In an action pursuant to RPAPL article 15 to compel the determination of a claim to real property, the plaintiff appeals from an order of the Supreme Court, Richmond County (Minardo, J.), dated December 22, 2005, which, inter alia, granted those branches of the motion of the defendant Clifford Siegel which were to dismiss the complaint insofar as asserted against him pursuant to CPLR 3211 (a) (1), (4), (5), and (7).

Ordered that the order is affirmed, with costs.

"A mortgagor or other owner of the equity of redemption of a property subject to a judgment of foreclosure and sale may redeem the mortgage at any time prior to the foreclosure sale" (Norwest Mtge., Inc. v Brown, 35 AD3d 682, 683 [2006]; see Bank of N.Y. v Ortiz, 30 AD3d 551 [2006]; United Capital Corp. v 183 Lorraine St. Assoc., 251 AD2d 400 [1998]). The right to redeem is extinguished as a matter of law upon the foreclosure sale, whether or not the deed has been delivered (see Deutsche Bank Co. of Cal., N.A. v DePalo, 38 AD3d 490 [2007]; NYCTL 1996-1 Trust v LFJ Realty Corp., 307 AD2d 957, 958 [2003]; GMAC Mtge. Corp. v Tuck, 299 AD2d 315, 316 [2002]). "Once the right to redeem is lost, it cannot be revived, even by court order" (Norwest Mtge., Inc. v Brown, supra at 684). [*2]

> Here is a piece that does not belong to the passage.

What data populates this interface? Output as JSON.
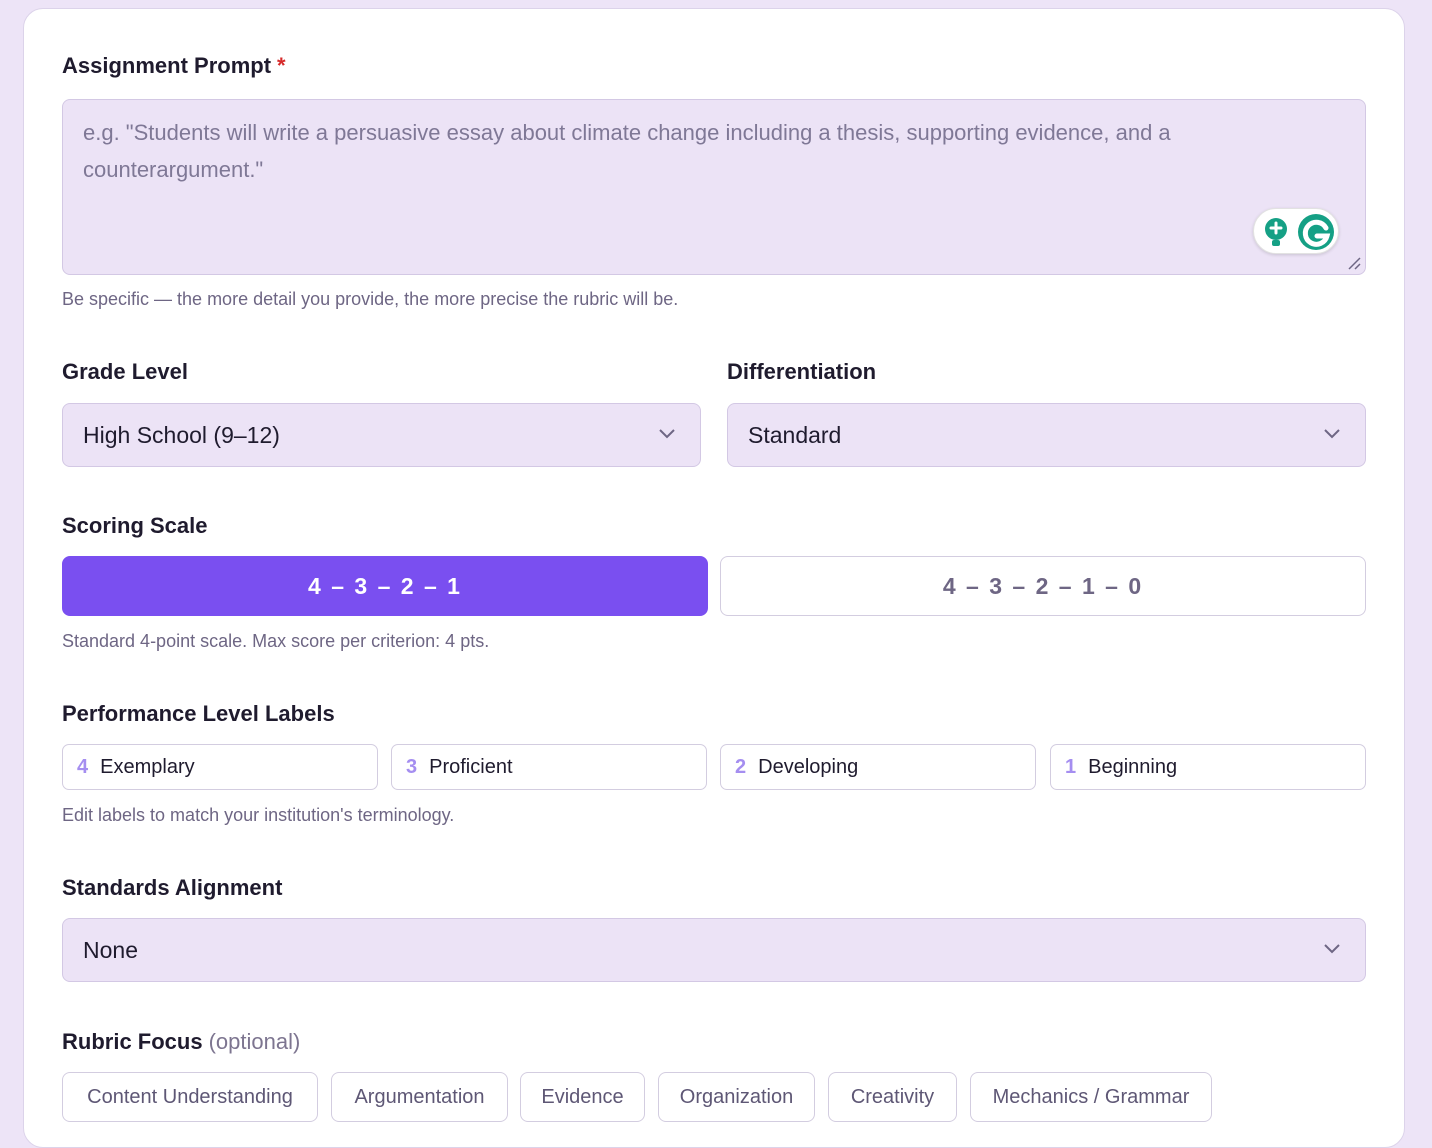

Here, the plaintiff's equity of redemption in the premises was extinguished by a foreclosure sale in 2005 (see Norwest Mtge., Inc. v Brown, supra at 683-684; United Capital Corp. v 183 Lorraine St. Assoc., supra at 400). Although the plaintiff appealed the denial of her motion to vacate the underlying judgment of foreclosure and sale, that appeal was subsequently dismissed for failure to prosecute. The plaintiff thereafter commenced the instant action to set aside the foreclosure sale, claiming improprieties in the events surrounding the closing of title which resulted in the sale of the premises.

However, the plaintiff lacked any interest in the premises at the time of commencement of this action and therefore lacked standing to commence an action to reinstate her right to redeem the property (see CPLR 3211 [a] [3]; Ocwen Fed. Bank v Bassi, 294 AD2d 478 [2002]; Scheckter v Emigrant Sav. Bank, 237 AD2d 273, 274 [1997]; Katzeff v Cohn, 139 Misc 2d 1076, 1077 [1988]). Accordingly, the Supreme Court properly granted those branches of the motion of defendant Clifford Siegel, who was the highest bidder at the foreclosure auction and sale, which were to dismiss the complaint insofar as asserted against him.

In view of our determination, we need not reach the parties' remaining contentions. Spolzino, J.P., Skelos, Lifson and Balkin, JJ., concur.